SonicWall has released a firmware update that can help customers remove rootkit malware deployed in attacks targeting SMA 100 series devices.

"SonicWall SMA 100 10.2.2.2-92sv build has been released with additional file checking, providing the capability to remove known rootkit malware present on the SMA devices," the company said in a Monday advisory.

"SonicWall strongly recommends that users of the SMA 100 series products (SMA 210, 410, and 500v) upgrade to the 10.2.2.2-92sv version."

The update follows a July report from researchers at the Google Threat Intelligence Group (GTIG), who observed a threat actor tracked as UNC6148 deploying OVERSTEP malware on end-of-life (EoL) SonicWall SMA 100 devices that will reach end-of-support next week, on October 1, 2025.

OVERSTEP is a user-mode rootkit that enables attackers to maintain persistent access by using hidden malicious components and establishing a reverse shell on compromised devices. The malware steals sensitive files, including the persist.database and certificate files, providing hackers with access to credentials, OTP seeds, and certificates that further enable persistence.

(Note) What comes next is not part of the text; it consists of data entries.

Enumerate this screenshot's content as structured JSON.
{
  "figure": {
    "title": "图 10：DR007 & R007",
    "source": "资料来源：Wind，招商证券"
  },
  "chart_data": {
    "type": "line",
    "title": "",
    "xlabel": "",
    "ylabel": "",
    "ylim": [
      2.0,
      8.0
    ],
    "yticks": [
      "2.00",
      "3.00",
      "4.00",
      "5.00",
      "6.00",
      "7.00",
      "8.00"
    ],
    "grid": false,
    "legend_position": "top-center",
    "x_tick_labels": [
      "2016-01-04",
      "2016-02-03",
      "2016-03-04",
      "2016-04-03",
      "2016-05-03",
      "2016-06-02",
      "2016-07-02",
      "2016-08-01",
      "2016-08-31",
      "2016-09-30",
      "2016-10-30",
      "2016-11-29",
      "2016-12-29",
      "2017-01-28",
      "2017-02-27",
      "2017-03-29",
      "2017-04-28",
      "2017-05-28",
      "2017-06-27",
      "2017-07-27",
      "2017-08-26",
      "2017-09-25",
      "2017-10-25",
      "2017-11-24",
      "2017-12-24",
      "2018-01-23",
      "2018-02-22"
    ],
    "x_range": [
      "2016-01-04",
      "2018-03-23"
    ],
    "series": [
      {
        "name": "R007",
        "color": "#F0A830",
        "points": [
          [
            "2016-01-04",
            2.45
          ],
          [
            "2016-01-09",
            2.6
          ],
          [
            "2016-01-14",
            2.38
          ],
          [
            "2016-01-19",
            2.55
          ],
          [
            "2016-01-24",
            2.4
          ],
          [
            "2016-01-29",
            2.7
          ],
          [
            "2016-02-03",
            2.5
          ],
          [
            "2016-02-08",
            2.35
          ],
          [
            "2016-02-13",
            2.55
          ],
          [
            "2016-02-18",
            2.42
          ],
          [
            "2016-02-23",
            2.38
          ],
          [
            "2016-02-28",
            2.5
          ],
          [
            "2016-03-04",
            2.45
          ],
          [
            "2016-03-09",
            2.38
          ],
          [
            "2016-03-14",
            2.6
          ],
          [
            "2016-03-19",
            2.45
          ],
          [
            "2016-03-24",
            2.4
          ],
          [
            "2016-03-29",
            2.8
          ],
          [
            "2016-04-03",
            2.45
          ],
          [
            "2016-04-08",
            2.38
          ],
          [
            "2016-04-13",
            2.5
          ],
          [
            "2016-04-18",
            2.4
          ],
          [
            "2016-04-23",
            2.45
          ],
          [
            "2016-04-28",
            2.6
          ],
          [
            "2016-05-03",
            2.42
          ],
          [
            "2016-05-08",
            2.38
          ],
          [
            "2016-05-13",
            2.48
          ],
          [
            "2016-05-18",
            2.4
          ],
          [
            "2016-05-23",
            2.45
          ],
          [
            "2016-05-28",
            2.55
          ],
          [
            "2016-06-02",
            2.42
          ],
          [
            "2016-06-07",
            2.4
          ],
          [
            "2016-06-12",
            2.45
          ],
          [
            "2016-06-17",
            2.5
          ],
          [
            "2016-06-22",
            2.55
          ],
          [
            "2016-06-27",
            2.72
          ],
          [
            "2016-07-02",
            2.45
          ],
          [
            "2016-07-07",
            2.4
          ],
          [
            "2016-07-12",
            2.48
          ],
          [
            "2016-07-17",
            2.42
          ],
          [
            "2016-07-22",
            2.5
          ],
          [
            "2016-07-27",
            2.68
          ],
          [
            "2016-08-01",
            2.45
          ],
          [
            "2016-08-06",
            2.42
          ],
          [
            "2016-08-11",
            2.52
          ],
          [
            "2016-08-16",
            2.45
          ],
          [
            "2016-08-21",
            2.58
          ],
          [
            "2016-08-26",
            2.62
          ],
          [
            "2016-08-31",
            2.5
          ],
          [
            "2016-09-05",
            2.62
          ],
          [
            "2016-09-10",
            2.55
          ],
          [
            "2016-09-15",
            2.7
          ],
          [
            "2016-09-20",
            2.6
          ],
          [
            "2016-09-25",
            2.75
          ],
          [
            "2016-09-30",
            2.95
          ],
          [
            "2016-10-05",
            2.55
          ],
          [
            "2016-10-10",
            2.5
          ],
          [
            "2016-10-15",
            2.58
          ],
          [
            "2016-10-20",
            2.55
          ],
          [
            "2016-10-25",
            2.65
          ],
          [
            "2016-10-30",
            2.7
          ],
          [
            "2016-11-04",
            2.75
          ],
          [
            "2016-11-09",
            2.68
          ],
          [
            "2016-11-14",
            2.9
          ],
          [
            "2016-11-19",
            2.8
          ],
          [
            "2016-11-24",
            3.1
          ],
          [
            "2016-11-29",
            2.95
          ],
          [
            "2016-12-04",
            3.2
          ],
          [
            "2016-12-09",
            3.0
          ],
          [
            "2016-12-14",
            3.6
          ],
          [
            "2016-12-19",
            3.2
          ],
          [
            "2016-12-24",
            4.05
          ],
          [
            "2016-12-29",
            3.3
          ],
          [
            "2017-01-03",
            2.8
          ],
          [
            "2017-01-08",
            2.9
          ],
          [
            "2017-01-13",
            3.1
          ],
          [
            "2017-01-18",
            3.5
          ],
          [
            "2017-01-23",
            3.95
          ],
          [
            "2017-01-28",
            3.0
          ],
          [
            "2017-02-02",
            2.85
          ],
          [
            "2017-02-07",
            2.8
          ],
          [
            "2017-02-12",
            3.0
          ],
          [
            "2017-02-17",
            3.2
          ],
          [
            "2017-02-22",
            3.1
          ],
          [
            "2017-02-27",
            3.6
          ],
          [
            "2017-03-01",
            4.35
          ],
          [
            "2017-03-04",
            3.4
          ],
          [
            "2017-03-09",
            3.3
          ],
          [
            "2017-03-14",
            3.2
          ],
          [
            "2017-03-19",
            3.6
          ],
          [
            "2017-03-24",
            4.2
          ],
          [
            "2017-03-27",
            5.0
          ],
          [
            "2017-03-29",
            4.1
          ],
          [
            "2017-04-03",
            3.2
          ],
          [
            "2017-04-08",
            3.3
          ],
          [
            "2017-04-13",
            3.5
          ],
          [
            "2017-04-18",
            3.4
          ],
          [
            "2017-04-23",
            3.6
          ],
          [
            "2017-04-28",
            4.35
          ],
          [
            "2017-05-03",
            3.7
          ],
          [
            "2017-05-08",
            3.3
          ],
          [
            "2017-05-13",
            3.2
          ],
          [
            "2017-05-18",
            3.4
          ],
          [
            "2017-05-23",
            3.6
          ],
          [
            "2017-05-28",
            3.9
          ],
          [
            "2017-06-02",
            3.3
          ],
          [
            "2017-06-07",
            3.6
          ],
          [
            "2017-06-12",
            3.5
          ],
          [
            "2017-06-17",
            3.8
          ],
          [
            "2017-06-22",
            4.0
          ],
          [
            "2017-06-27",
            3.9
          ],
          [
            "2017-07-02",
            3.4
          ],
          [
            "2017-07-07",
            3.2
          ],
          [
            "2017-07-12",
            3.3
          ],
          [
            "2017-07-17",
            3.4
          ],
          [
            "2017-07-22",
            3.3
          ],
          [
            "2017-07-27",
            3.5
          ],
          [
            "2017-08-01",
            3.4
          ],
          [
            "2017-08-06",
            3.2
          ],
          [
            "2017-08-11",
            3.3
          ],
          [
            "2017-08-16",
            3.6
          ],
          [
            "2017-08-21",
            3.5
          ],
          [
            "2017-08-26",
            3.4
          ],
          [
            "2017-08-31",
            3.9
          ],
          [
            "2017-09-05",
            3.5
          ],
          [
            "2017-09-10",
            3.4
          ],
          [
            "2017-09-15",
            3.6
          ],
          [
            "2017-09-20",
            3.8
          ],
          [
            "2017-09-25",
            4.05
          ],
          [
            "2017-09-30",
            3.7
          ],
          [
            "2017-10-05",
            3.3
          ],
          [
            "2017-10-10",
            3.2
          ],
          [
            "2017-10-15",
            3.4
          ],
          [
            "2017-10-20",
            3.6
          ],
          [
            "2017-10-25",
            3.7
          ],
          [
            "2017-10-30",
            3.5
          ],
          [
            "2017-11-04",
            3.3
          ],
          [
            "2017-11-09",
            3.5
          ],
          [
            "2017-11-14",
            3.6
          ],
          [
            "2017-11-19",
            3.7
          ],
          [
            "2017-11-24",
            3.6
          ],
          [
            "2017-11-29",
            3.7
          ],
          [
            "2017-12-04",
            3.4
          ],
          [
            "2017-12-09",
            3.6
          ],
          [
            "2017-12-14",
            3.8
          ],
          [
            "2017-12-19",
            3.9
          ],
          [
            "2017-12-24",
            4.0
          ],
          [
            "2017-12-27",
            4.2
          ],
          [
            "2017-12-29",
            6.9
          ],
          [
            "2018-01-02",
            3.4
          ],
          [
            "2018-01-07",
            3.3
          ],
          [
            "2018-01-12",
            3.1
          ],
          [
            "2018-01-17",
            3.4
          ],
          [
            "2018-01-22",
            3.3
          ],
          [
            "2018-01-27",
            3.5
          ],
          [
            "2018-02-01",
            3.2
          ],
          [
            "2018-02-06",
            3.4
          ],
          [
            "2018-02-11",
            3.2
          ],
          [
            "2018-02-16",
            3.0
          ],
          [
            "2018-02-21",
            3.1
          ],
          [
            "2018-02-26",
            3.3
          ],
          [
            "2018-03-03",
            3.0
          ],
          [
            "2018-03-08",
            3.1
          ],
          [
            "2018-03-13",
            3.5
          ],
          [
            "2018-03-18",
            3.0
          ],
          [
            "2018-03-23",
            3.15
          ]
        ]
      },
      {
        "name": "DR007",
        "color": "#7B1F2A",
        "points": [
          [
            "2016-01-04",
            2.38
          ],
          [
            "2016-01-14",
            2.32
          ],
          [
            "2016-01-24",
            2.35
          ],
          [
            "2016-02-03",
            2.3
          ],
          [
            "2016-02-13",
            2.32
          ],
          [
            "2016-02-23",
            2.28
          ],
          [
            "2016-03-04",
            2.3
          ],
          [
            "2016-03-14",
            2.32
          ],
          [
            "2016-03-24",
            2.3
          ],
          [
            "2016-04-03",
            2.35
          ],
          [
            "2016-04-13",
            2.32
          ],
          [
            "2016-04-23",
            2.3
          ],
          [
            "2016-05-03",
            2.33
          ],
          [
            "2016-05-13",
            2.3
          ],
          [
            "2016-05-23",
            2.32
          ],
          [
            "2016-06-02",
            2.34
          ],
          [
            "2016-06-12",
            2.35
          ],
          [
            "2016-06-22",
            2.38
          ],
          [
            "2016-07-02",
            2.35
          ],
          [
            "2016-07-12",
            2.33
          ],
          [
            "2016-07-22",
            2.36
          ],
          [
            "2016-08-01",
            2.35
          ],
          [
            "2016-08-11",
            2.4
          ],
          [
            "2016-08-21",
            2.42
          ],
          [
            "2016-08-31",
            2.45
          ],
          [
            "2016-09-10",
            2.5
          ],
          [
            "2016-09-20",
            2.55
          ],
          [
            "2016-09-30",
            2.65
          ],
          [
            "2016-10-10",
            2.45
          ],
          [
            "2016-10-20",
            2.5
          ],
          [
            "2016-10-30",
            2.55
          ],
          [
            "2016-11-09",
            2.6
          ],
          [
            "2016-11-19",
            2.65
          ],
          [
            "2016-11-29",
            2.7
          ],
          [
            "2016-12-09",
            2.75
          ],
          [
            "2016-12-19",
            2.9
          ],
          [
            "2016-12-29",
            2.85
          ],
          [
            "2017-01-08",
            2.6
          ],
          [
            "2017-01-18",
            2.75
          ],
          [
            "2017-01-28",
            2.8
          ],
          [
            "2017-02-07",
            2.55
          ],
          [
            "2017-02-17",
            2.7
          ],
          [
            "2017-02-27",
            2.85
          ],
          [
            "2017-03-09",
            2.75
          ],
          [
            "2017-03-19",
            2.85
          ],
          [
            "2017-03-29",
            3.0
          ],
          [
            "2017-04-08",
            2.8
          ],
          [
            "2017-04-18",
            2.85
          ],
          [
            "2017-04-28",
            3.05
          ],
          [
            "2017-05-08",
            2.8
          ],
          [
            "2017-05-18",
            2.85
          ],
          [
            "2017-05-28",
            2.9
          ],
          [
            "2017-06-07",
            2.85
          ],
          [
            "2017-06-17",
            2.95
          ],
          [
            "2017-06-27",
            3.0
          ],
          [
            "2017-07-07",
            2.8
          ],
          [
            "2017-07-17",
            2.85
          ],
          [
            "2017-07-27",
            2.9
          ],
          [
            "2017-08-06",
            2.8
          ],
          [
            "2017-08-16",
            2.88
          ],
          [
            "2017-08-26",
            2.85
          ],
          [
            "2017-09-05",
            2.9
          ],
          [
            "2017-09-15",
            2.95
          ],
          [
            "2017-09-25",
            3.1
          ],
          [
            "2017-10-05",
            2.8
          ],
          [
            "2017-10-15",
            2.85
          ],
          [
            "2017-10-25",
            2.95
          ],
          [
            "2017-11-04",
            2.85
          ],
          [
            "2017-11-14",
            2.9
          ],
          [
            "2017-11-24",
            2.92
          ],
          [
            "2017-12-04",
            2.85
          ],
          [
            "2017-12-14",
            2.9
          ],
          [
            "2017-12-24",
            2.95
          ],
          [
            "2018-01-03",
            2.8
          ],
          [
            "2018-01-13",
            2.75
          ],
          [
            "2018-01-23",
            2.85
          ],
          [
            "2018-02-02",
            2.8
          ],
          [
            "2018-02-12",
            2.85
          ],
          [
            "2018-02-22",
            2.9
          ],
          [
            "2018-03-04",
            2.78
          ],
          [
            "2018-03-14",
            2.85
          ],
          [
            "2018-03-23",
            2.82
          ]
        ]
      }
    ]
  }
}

While the researchers have not determined the goal behind UNC6148's attacks, they did find "noteworthy overlaps" with Abyss-related ransomware incidents.

For instance, in late 2023, Truesec investigated an Abyss ransomware incident in which hackers installed a web shell on an SMA appliance, enabling them to maintain persistence despite firmware updates. In March 2024, InfoGuard AG incident responder Stephan Berger reported a similar SMA device compromise that also resulted in the deployment of Abyss malware.

"The threat intelligence report from Google Threat Intelligence Group (GTIG) highlights potential risk of using older versions of SMA100 firmware," SonicWall added on Monday, urging admins to implement the security measures outlined in this July advisory.

Last week, SonicWall warned customers to reset credentials after their firewall configuration backup files were exposed in brute-force attacks targeting the API service for cloud backup.

In August, the company also dismissed claims that the Akira ransomware gang was hacking Gen 7 firewalls using a potential zero-day exploit, clarifying that the issue was tied to a critical vulnerability (CVE-2024-40766) that was patched in November 2024.

The Australian Cyber Security Center (ACSC) and cybersecurity firm Rapid7 later confirmed that the Akira gang is exploiting this vulnerability to target unpatched SonicWall devices.